I say. That is what the word Akobo translates to in the Anyuak language, though the people who have lived here for generations are overwhelmingly Nuer, not Anyuak, and the river that shares the name loops westwards and north through the same flat country on its way to meet the Baro. The westernmost point of Ethiopia - where the country's map tapers to a finger pressed against South Sudan - sits inside this woreda. From there, the land is swamp in one season and grassland in another, and almost no roads are written on any official document.
The terrain across Akobo is remarkably flat. Elevations hover around 410 metres above sea level, with few distinguishing high points - a landscape where the horizon runs unbroken for kilometres in every direction. Rivers include the Gilo, which feeds into the regional hydrology of the Sobat basin. About ten percent of the woreda is forest according to the Ethiopian Rural Economy Atlas; the rest is savanna and seasonal wetland. There is no paved road network. There are no agricultural cooperatives. Raising livestock is overwhelmingly the primary source of income - which is to say, the primary basis of existence - because farming alongside the annual flood is nearly impossible for anyone who cannot time their planting to a week.

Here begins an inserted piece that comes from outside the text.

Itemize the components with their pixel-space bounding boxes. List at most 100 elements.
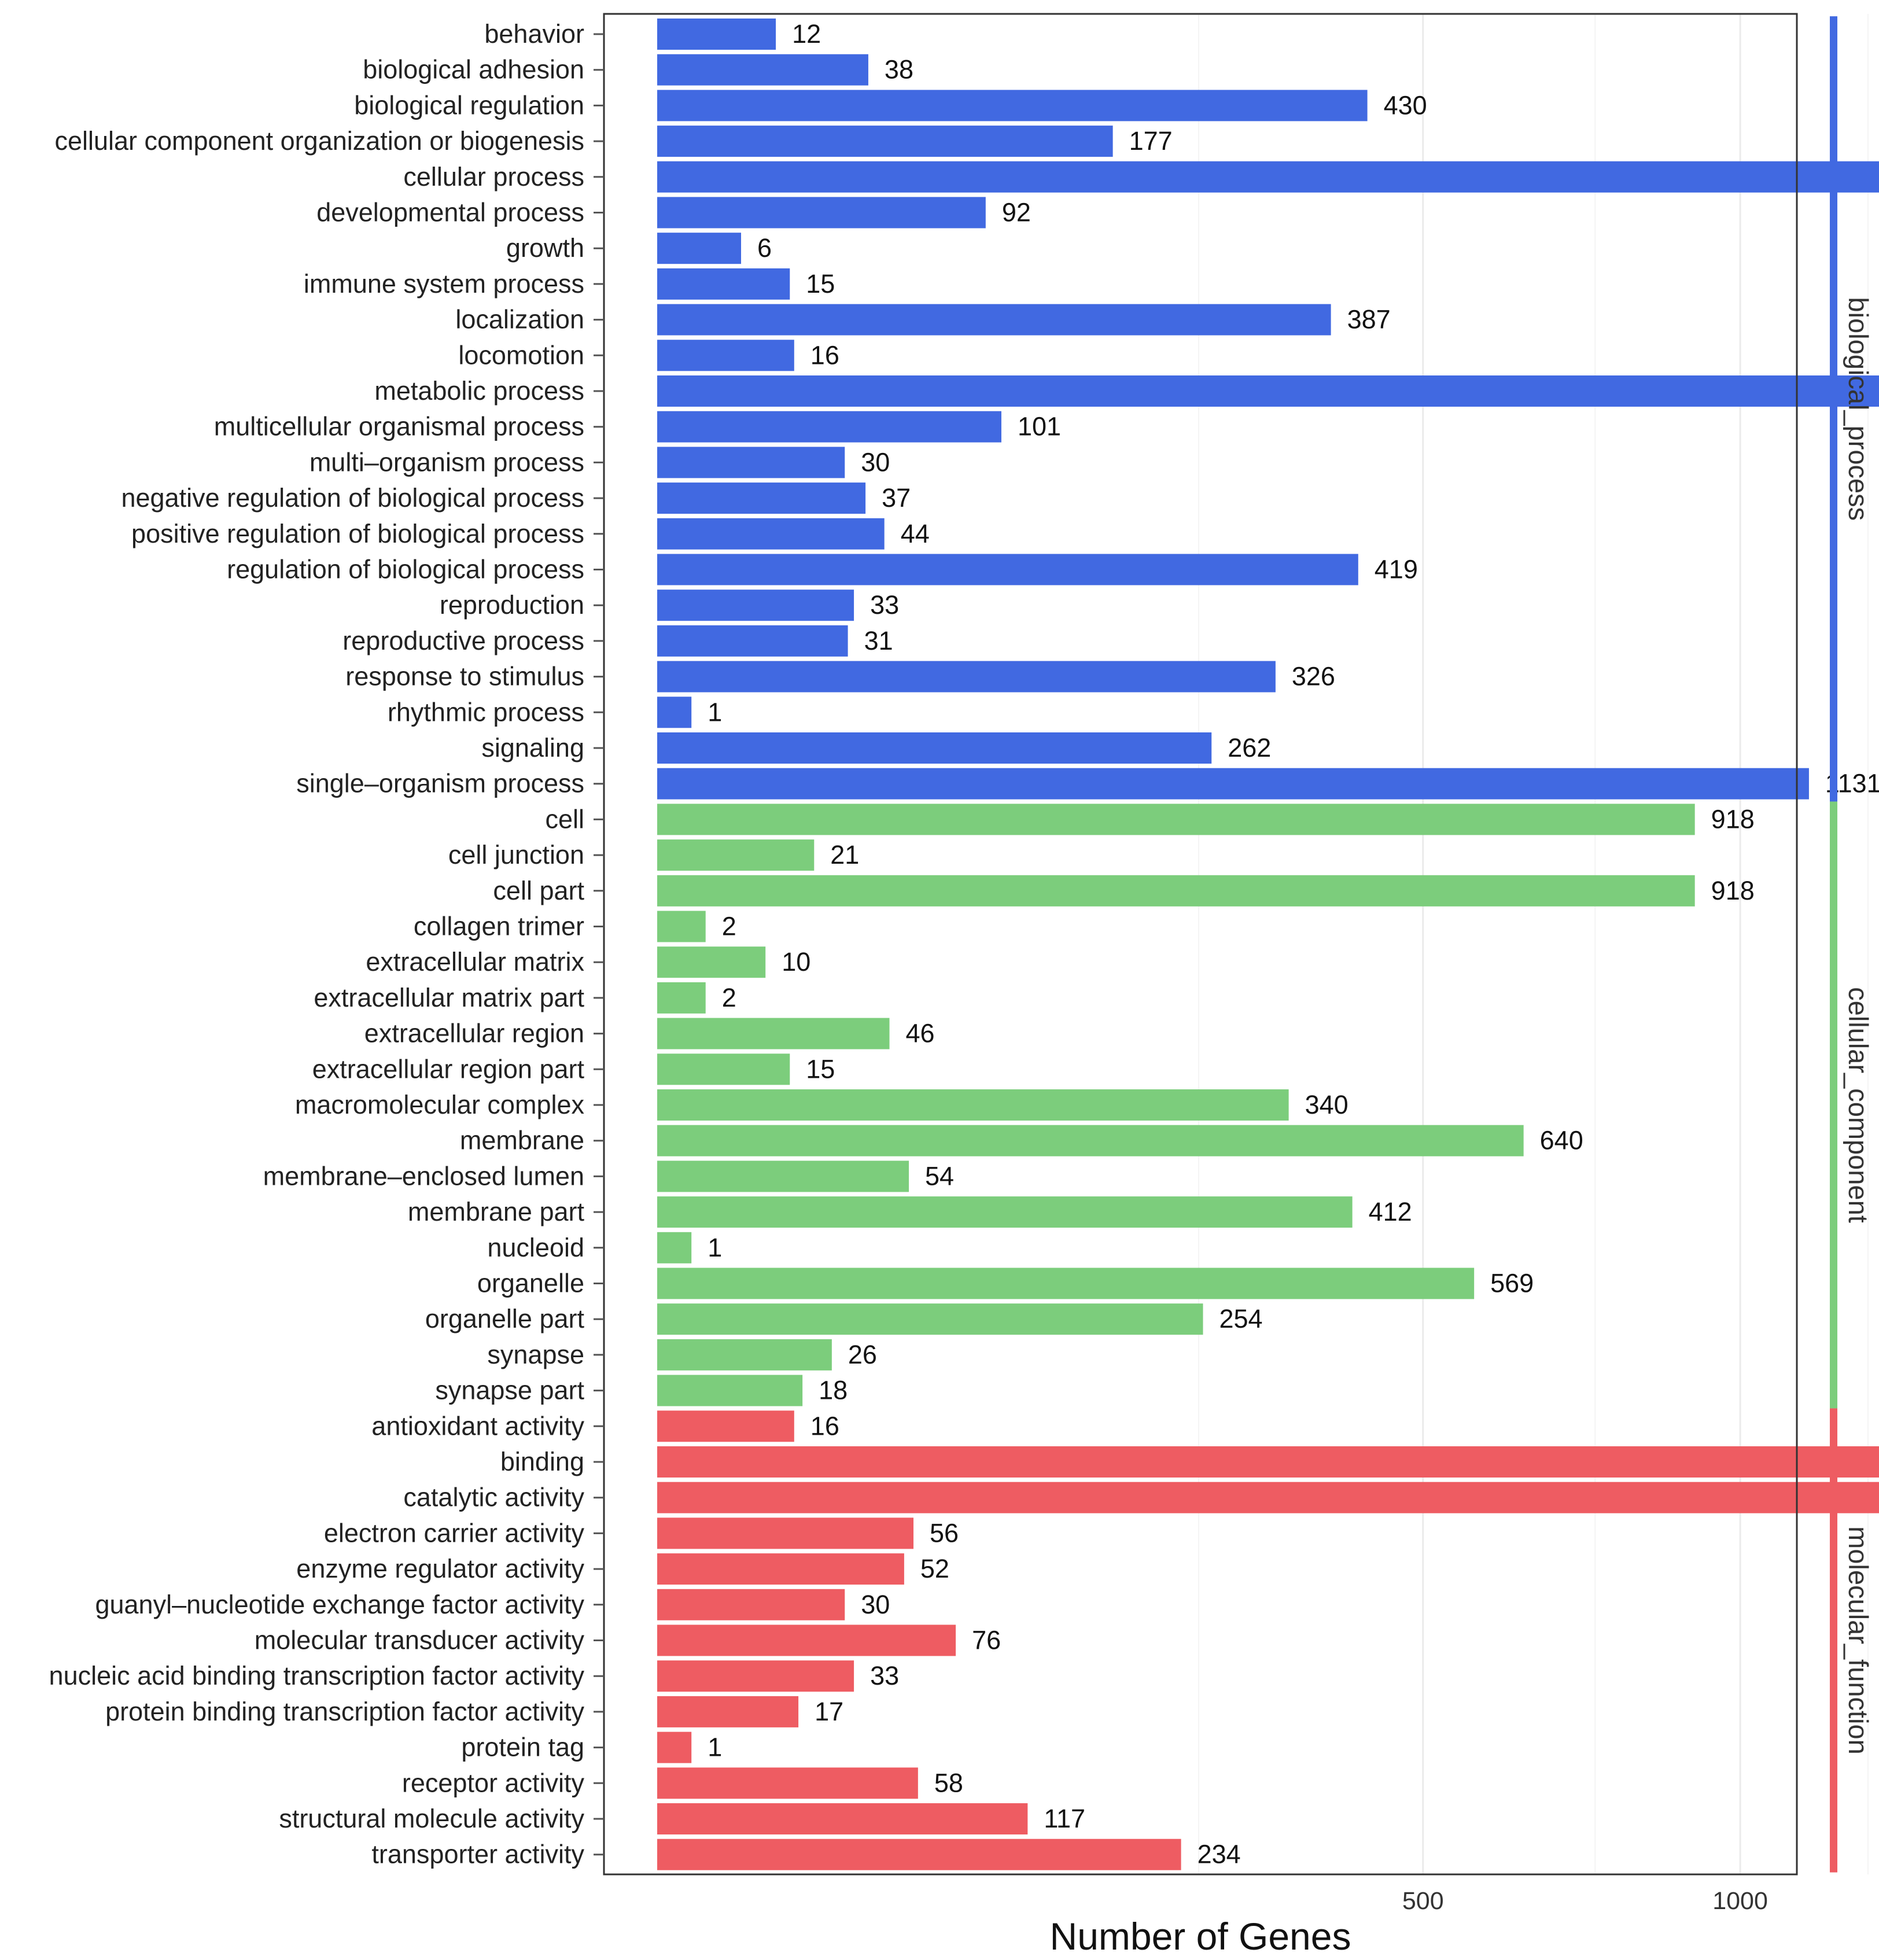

The Baro River entered flood stage on 23 August 2006. Two people drowned. Over 6,000 others were displaced across Akobo and the adjacent woredas. Authorities watched warily as foot-and-mouth disease threatened the cattle - the wealth that the flood had already chased to higher ground - and as malaria spread in the standing water. The 2006 floods were not extraordinary. What was extraordinary was how routinely they recurred. Every rainy season Akobo people and Jekow people drove their cattle to higher land and waited out the water. The houses, temporary by design, dissolved and were rebuilt in rhythm with the rains.
At the start of the Federal Democratic Republic of Ethiopia, Akobo was part of the short-lived Administrative Zone 3. By 2001 the zone had been abolished and Akobo absorbed into Administrative Zone 2. In 2000, the Ethiopian Unity Patriots Front - a rebel group opposed to the EPRDF government in Addis Ababa - captured Akobo and held it until at least 2004. The Ethiopian army eventually returned. Between 2001 and 2007, Akobo was moved into the newly formed Nuer Zone. Its northern kebeles were split off to create the Wanthoa woreda; some eastern kebeles joined Jor. The maps kept redrawing themselves. The people in the cattle camps noted the changes and continued.

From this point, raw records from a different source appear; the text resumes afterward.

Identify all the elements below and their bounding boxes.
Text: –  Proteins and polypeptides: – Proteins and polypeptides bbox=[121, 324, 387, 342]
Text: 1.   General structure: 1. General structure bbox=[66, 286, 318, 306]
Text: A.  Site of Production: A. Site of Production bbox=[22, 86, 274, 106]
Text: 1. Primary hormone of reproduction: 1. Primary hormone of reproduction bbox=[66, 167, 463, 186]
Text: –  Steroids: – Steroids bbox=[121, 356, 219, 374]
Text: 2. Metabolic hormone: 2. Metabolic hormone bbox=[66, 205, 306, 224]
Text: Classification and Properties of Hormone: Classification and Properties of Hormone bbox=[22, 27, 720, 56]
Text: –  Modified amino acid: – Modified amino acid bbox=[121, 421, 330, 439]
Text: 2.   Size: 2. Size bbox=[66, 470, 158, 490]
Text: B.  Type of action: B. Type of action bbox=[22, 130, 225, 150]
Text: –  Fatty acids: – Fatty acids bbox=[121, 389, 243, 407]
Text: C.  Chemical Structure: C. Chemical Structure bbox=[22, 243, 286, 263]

The 2007 Ethiopian census recorded a population of 24,674 in Akobo - 14,273 men and 10,401 women, with the skewed sex ratio reflecting patterns of male migration in the pastoral economy. Only six hundred and five people, just under two and a half percent, lived in anything identifiable as a town. The rest lived in cattle camps, seasonal settlements, and homesteads. The 1994 census, which covered more kebeles, recorded ninety-nine point nine four percent of the population as Nuer; the same percentage spoke Nuer as their first language. Protestantism had swept through the Nuer - ninety-six point six seven percent of the 1994 population identified as Protestant, with small numbers of Ethiopian Orthodox and Catholic adherents. Traditional Nuer practice around Kwoth and the leopard-skin chiefs coexists beneath that statistic in ways a census cannot measure.

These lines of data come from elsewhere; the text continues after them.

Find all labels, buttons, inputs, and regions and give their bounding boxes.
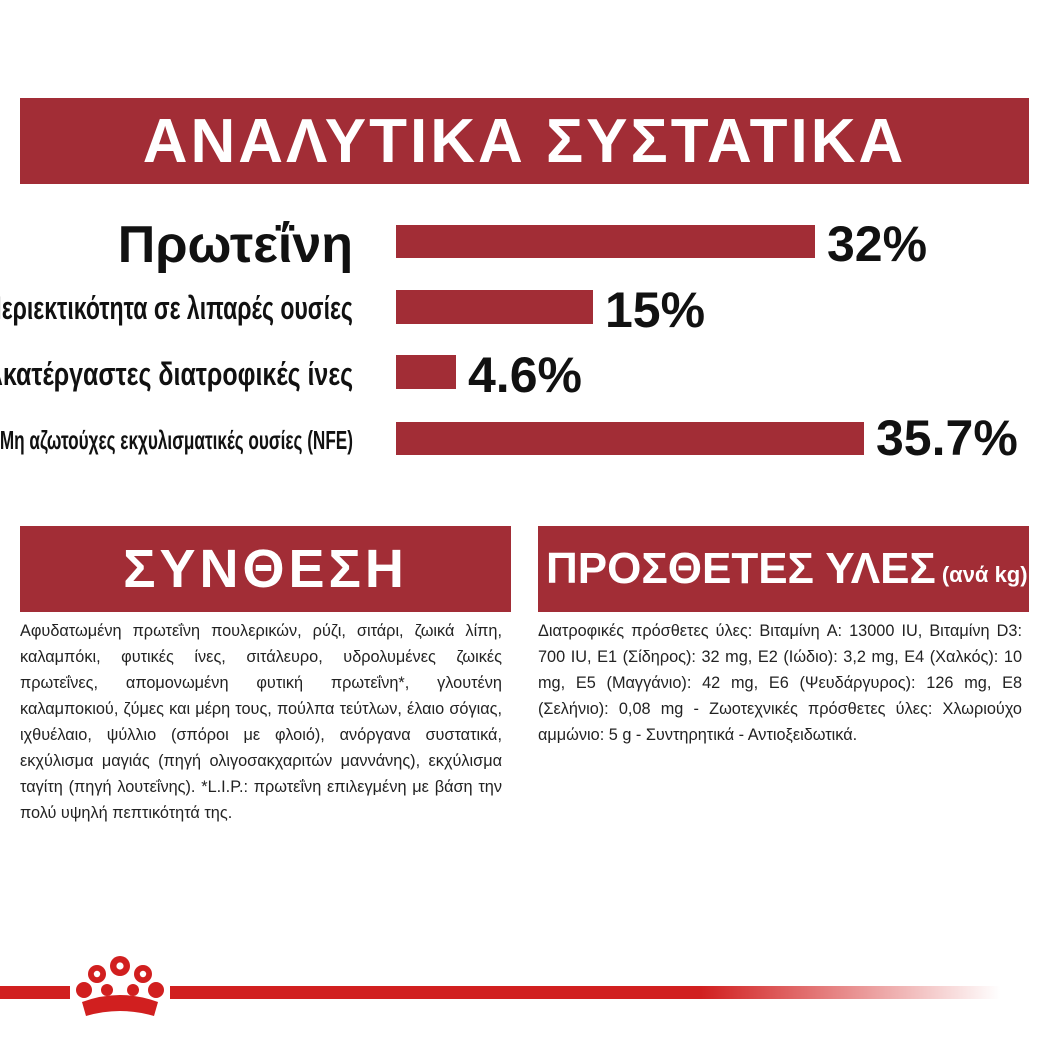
nutrient-bar-protein	[396, 225, 815, 258]
additives-text: Διατροφικές πρόσθετες ύλες: Βιταμίνη A: …	[538, 622, 1022, 744]
footer-line	[0, 986, 1000, 999]
nutrient-bar-nfe	[396, 422, 864, 455]
composition-title: ΣΥΝΘΕΣΗ	[123, 539, 408, 599]
composition-title-banner: ΣΥΝΘΕΣΗ	[20, 526, 511, 612]
nutrient-value-fat: 15%	[605, 282, 706, 338]
analysis-title-banner: ΑΝΑΛΥΤΙΚΑ ΣΥΣΤΑΤΙΚΑ	[20, 98, 1029, 184]
additives-unit: (ανά kg)	[941, 562, 1028, 587]
analysis-title: ΑΝΑΛΥΤΙΚΑ ΣΥΣΤΑΤΙΚΑ	[142, 106, 907, 176]
nutrient-label-protein: Πρωτεΐνη	[117, 216, 353, 274]
additives-title: ΠΡΟΣΘΕΤΕΣ ΥΛΕΣ	[546, 544, 936, 593]
nutrient-bar-fibre	[396, 355, 456, 389]
nutrient-bar-fat	[396, 290, 593, 324]
nutrient-label-fat: Περιεκτικότητα σε λιπαρές ουσίες	[0, 290, 353, 326]
nutrient-value-fibre: 4.6%	[468, 347, 582, 403]
additives-title-banner: ΠΡΟΣΘΕΤΕΣ ΥΛΕΣ (ανά kg)	[538, 526, 1029, 612]
nutrient-value-protein: 32%	[827, 216, 928, 272]
nutrient-label-nfe: Μη αζωτούχες εκχυλισματικές ουσίες (NFE)	[0, 425, 353, 455]
composition-text: Αφυδατωμένη πρωτεΐνη πουλερικών, ρύζι, σ…	[20, 622, 502, 822]
nutrient-value-nfe: 35.7%	[876, 410, 1018, 466]
royal-canin-crown-logo-icon	[70, 950, 170, 1028]
nutrient-label-fibre: Ακατέργαστες διατροφικές ίνες	[0, 356, 353, 392]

Akobo woreda sits at approximately 8.00 degrees N, 33.50 degrees E in the Gambela Region of western Ethiopia, adjacent to the South Sudan border. Elevation is consistently around 410 metres. The Akoba River forms the border with South Sudan; the Baro flows along the northern edge. Gambela Airport (ICAO HAGM) is the nearest commercial field. The landscape from the air appears dramatically different by season - flooded plain during and after the rains (May-October), dry savanna the rest of the year. The westernmost point of Ethiopia lies within this woreda. Visual navigation during the wet season can be difficult due to expansive surface water.